We think that the definition of 'microcalcifications' observed on US needs to be reestablished, since not all small hyperechoic, punctate foci that fulfills the definition of 'microcalcifications' detected on US can be considered as this, and to correctly differentiate between benign colloid crystals and psammoma bodies among malignant lesions, further studies including a larger numbers cases with both US and histopathologic results are needed.

References

1. Yoon JH, Kim EK, Son EJ, Moon HJ, Kwak JY. Diffuse microcalcifications only of the thyroid gland seen on ultrasound: clinical implication and diagnostic approach. Ann Surg Oncol. 2011;18:2899-2906.

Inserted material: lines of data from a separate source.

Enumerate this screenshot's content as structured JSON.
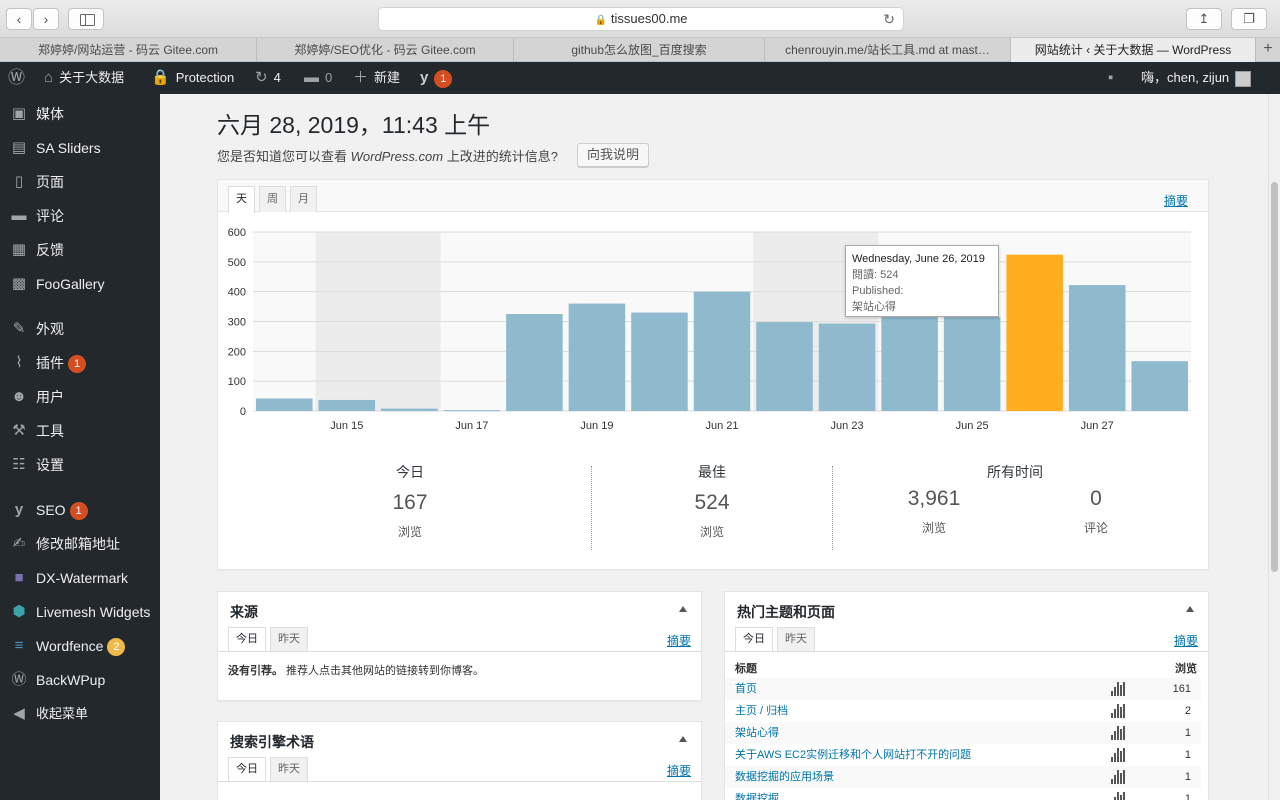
{
  "browser": {
    "url": "tissues00.me",
    "tabs": [
      {
        "label": "郑婷婷/网站运营 - 码云 Gitee.com",
        "active": false
      },
      {
        "label": "郑婷婷/SEO优化 - 码云 Gitee.com",
        "active": false
      },
      {
        "label": "github怎么放图_百度搜索",
        "active": false
      },
      {
        "label": "chenrouyin.me/站长工具.md at mast…",
        "active": false
      },
      {
        "label": "网站统计 ‹ 关于大数据 — WordPress",
        "active": true
      }
    ],
    "new_tab": "+"
  },
  "adminbar": {
    "site_name": "关于大数据",
    "protection": "Protection",
    "updates": "4",
    "comments": "0",
    "new": "新建",
    "seo_badge": "1",
    "greeting": "嗨，chen, zijun"
  },
  "menu": {
    "items": [
      {
        "label": "媒体",
        "icon": "media-icon"
      },
      {
        "label": "SA Sliders",
        "icon": "sliders-icon"
      },
      {
        "label": "页面",
        "icon": "page-icon"
      },
      {
        "label": "评论",
        "icon": "comment-icon"
      },
      {
        "label": "反馈",
        "icon": "feedback-icon"
      },
      {
        "label": "FooGallery",
        "icon": "gallery-icon"
      },
      {
        "label": "外观",
        "icon": "brush-icon"
      },
      {
        "label": "插件",
        "icon": "plugin-icon",
        "badge": "1"
      },
      {
        "label": "用户",
        "icon": "user-icon"
      },
      {
        "label": "工具",
        "icon": "wrench-icon"
      },
      {
        "label": "设置",
        "icon": "settings-icon"
      },
      {
        "label": "SEO",
        "icon": "yoast-icon",
        "badge": "1"
      },
      {
        "label": "修改邮箱地址",
        "icon": "edit-icon"
      },
      {
        "label": "DX-Watermark",
        "icon": "watermark-icon"
      },
      {
        "label": "Livemesh Widgets",
        "icon": "livemesh-icon"
      },
      {
        "label": "Wordfence",
        "icon": "wordfence-icon",
        "badge": "2",
        "badge_color": "#f0b849"
      },
      {
        "label": "BackWPup",
        "icon": "backwpup-icon"
      },
      {
        "label": "收起菜单",
        "icon": "collapse-icon"
      }
    ]
  },
  "page": {
    "date_title": "六月 28, 2019，11:43 上午",
    "notice_prefix": "您是否知道您可以查看 ",
    "notice_em": "WordPress.com",
    "notice_suffix": " 上改进的统计信息?",
    "notice_button": "向我说明"
  },
  "stats": {
    "tabs": [
      "天",
      "周",
      "月"
    ],
    "active_tab": "天",
    "summary_link": "摘要",
    "tooltip": {
      "title": "Wednesday, June 26, 2019",
      "views": "閱讀: 524",
      "published": "Published:",
      "post": "架站心得"
    },
    "summary": {
      "today_label": "今日",
      "today_value": "167",
      "today_sub": "浏览",
      "best_label": "最佳",
      "best_value": "524",
      "best_sub": "浏览",
      "all_label": "所有时间",
      "all_views": "3,961",
      "all_views_sub": "浏览",
      "all_comments": "0",
      "all_comments_sub": "评论"
    }
  },
  "chart_data": {
    "type": "bar",
    "categories": [
      "Jun 14",
      "Jun 15",
      "Jun 16",
      "Jun 17",
      "Jun 18",
      "Jun 19",
      "Jun 20",
      "Jun 21",
      "Jun 22",
      "Jun 23",
      "Jun 24",
      "Jun 25",
      "Jun 26",
      "Jun 27",
      "Jun 28"
    ],
    "values": [
      42,
      37,
      8,
      3,
      325,
      360,
      330,
      400,
      298,
      293,
      315,
      315,
      524,
      422,
      167
    ],
    "tick_labels": [
      "Jun 15",
      "Jun 17",
      "Jun 19",
      "Jun 21",
      "Jun 23",
      "Jun 25",
      "Jun 27"
    ],
    "ylim": [
      0,
      600
    ],
    "yticks": [
      0,
      100,
      200,
      300,
      400,
      500,
      600
    ],
    "highlight_index": 12,
    "weekend_bands": [
      [
        1,
        2
      ],
      [
        8,
        9
      ]
    ],
    "colors": {
      "bar": "#8fb9cc",
      "highlight": "#ffae1f",
      "weekend": "#ececec"
    },
    "grid": true
  },
  "referrers": {
    "title": "来源",
    "tabs": [
      "今日",
      "昨天"
    ],
    "summary_link": "摘要",
    "empty_bold": "没有引荐。",
    "empty_text": " 推荐人点击其他网站的链接转到你博客。"
  },
  "search_terms": {
    "title": "搜索引擎术语",
    "tabs": [
      "今日",
      "昨天"
    ],
    "summary_link": "摘要"
  },
  "top_posts": {
    "title": "热门主题和页面",
    "tabs": [
      "今日",
      "昨天"
    ],
    "summary_link": "摘要",
    "col_title": "标题",
    "col_views": "浏览",
    "rows": [
      {
        "title": "首页",
        "views": "161"
      },
      {
        "title": "主页 / 归档",
        "views": "2"
      },
      {
        "title": "架站心得",
        "views": "1"
      },
      {
        "title": "关于AWS EC2实例迁移和个人网站打不开的问题",
        "views": "1"
      },
      {
        "title": "数据挖掘的应用场景",
        "views": "1"
      },
      {
        "title": "数据挖掘",
        "views": "1"
      }
    ]
  }
}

2. Bongiovanni M, Triponez F, McKee TA, Kumar N, Matthes T, Meyer P. Fine-needle aspiration of the diffuse sclerosing variant of papillary thyroid carcinoma masked by florid lymphocytic thyroiditis; A potential pitfall: A case report and review of the literature. Diagn Cytopathol. 2009;37:671-5.

3. Thompson LD, Wieneke JA, Heffess CS. Diffuse sclerosing variant of papillary thyroid carcinoma: a clinicopathologic and immunophenotypic analysis of 22 cases. Endocr Pathol. 2005;16:331-48.

4. Kwak JY, Kim EK, Son EJ, Kim MJ, Oh KK, Kim JY, Kim KI. Papillary thyroid carcinoma manifested solely as microcalcifications on sonography. AJR Am J Roentgenol. 2007;189:227-31.